Wzdrygam się, kiedy dociera do mnie miarowe uderzanie w drzwi.

- Faith, proszę... Nie rób tego... Nie odtrącaj mnie znowu - żałość wyziera z głosu Liama. Nie wiem dlaczego, ale wstaję i chwiejnie podchodzę do drzwi. Na szczęk zamka słyszę, jak robi krok w tył, następnie naciskając klamkę. Wchodzi do pokoju pogrążonego w ciemności. Nie zauważyłam, kiedy nastał wieczór. Odklejam się od ściany i przekręcam klucz, kiedy tylko zamyka za sobą drzwi. Zapala światło, na co z jękiem zasłaniam rękoma oczy.

Gasi je natychmiast i po omacku odszukuje włącznika do lampki.

- Jesteś pijana - stwierdza beznamiętnie. Nie czuję w tych dwóch słowach żadnych emocji. Możliwe, że to dzięki upojeniu alkoholowemu. Przytakuję, robiąc krok w jego stronę. Kostka dziwnie ugina się pode mną i prawie zderzam się z podłogą.

- Coś ty zrobiła - wzdycha, podnosząc mnie za ramiona. - Ja wiem, że to niesprawiedliwe, ale to nie powód, żeby doprowadzać się do takiego stanu - poucza mnie, co strasznie mnie irytuje.

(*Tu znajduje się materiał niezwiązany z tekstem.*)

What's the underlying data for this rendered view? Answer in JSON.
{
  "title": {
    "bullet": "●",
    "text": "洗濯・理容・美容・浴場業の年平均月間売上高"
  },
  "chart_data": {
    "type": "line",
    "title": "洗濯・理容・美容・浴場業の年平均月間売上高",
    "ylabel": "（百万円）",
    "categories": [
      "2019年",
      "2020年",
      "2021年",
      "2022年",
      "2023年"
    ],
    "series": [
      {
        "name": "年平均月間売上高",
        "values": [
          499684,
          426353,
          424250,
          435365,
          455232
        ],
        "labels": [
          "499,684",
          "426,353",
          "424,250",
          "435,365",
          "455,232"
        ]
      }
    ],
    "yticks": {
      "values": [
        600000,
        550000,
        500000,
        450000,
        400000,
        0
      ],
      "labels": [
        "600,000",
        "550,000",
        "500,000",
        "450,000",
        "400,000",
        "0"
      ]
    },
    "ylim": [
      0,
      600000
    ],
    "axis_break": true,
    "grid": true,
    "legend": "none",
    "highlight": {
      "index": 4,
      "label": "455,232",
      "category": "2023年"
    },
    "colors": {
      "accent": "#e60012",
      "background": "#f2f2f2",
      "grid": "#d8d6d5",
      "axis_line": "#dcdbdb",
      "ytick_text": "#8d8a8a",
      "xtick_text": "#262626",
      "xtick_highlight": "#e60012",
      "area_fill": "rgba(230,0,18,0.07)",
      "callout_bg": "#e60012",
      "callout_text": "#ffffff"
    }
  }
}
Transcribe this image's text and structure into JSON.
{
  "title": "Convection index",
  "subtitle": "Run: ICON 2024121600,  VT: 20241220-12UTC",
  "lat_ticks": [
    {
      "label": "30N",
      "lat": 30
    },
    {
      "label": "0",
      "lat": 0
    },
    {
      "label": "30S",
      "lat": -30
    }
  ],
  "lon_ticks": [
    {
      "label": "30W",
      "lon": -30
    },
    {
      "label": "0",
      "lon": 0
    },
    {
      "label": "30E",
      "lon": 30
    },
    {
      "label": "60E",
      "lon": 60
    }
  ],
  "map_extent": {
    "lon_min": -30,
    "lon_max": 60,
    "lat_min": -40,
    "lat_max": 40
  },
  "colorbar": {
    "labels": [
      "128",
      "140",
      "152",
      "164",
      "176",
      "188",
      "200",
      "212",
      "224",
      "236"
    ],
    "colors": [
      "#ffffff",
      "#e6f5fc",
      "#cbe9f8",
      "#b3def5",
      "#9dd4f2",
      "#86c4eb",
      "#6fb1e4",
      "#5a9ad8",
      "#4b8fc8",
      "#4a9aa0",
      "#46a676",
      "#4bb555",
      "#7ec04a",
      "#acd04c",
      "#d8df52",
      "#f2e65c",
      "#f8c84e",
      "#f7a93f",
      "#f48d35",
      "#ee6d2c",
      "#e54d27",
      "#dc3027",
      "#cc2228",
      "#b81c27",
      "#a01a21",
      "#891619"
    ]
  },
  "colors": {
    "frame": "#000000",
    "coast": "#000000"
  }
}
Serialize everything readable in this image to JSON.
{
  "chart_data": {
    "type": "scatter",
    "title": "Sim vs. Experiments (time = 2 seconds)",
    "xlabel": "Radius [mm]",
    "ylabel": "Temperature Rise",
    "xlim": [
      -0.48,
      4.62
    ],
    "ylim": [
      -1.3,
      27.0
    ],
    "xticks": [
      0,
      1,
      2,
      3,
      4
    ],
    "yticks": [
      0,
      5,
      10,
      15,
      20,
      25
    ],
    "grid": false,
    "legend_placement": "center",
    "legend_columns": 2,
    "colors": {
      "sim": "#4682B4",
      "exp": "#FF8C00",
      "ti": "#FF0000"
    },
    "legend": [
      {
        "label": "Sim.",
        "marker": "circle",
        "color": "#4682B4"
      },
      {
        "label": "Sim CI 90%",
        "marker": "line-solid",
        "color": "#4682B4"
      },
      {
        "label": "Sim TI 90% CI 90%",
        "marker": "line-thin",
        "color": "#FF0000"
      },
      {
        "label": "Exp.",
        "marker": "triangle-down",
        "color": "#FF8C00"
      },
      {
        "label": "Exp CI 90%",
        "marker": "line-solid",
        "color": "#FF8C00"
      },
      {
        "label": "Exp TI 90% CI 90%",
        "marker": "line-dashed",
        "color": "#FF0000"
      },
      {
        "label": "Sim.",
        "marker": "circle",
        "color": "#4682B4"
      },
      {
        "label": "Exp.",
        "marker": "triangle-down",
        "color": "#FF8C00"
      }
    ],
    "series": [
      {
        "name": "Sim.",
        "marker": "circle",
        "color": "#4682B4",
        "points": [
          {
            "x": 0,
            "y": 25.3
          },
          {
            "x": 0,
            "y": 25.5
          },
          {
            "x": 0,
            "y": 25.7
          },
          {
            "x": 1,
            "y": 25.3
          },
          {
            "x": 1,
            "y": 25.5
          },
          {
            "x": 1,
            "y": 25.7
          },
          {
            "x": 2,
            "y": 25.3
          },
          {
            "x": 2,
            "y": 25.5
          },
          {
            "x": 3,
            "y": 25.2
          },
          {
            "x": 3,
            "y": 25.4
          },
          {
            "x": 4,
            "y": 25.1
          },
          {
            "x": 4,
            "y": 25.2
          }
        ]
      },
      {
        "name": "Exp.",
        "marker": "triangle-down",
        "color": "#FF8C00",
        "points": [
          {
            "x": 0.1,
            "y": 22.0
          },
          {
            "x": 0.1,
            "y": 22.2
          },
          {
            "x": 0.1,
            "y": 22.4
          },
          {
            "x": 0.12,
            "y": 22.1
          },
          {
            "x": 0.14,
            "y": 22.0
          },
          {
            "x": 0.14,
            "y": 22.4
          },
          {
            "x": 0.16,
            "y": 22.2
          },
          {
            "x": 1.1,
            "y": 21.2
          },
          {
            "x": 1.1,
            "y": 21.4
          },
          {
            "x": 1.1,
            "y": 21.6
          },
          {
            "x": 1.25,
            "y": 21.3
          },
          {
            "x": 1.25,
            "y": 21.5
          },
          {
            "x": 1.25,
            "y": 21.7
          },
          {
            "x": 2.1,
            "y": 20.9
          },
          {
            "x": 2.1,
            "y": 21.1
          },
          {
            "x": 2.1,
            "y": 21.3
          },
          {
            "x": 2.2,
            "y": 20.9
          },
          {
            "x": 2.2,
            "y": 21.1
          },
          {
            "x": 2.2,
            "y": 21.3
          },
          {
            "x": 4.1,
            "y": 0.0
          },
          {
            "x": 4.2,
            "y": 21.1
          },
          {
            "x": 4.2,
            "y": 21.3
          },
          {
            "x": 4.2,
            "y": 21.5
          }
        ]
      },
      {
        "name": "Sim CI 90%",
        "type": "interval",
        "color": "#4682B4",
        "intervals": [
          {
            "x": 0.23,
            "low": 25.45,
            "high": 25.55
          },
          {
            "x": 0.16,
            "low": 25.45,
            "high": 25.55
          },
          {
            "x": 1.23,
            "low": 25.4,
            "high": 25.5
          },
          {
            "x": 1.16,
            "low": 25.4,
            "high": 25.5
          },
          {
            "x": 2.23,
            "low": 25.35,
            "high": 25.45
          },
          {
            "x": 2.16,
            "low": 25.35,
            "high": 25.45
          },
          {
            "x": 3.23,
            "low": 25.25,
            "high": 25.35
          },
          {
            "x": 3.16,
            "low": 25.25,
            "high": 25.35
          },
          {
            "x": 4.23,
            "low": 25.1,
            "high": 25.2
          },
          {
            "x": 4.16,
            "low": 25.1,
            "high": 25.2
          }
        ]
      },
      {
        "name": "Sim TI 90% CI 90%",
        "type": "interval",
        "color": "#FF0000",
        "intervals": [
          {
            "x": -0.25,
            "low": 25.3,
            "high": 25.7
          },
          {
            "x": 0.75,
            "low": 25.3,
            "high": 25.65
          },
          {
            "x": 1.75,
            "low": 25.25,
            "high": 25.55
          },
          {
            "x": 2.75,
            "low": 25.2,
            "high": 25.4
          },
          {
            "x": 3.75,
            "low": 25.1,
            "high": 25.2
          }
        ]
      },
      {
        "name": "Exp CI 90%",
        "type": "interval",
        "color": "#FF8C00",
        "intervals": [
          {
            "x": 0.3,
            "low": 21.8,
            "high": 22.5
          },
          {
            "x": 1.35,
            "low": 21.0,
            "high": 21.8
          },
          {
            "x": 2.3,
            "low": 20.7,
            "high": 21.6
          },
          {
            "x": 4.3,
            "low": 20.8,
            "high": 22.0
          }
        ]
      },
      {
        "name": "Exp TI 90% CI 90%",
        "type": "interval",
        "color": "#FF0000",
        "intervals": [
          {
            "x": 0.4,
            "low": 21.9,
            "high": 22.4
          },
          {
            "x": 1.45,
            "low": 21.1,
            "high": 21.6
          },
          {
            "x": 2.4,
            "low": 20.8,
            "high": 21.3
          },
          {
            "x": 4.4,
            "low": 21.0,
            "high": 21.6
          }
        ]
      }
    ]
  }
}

- Powiedział ten, co nigdy nie pił - prycham, patrząc mu w oczy, ciężko mrugając powiekami.

- Nieważne - urywa rozmowę i obejmując mnie w pasie, zmierza do łazienki. Sadza mnie na desce klozetowej i zdejmuje jeden z ręczników, po czym wkłada go pod kran. Krzywię się, kiedy zimnym materiałem ociera mi twarz. Dopiero się orientuję, że włosy oblepiają mi policzki, które z kolei są jakby oblane woskiem, od warstwy zaschniętych łez i alkoholu. Rozwiesza ręcznik i wyciąga rękę w moją stronę.

- Chodź, musisz się położyć - szepcze z wymuszonym uśmiechem.

- Tak, jestem bardzo zmęczona - przytakuję i ujmuję jego dłoń.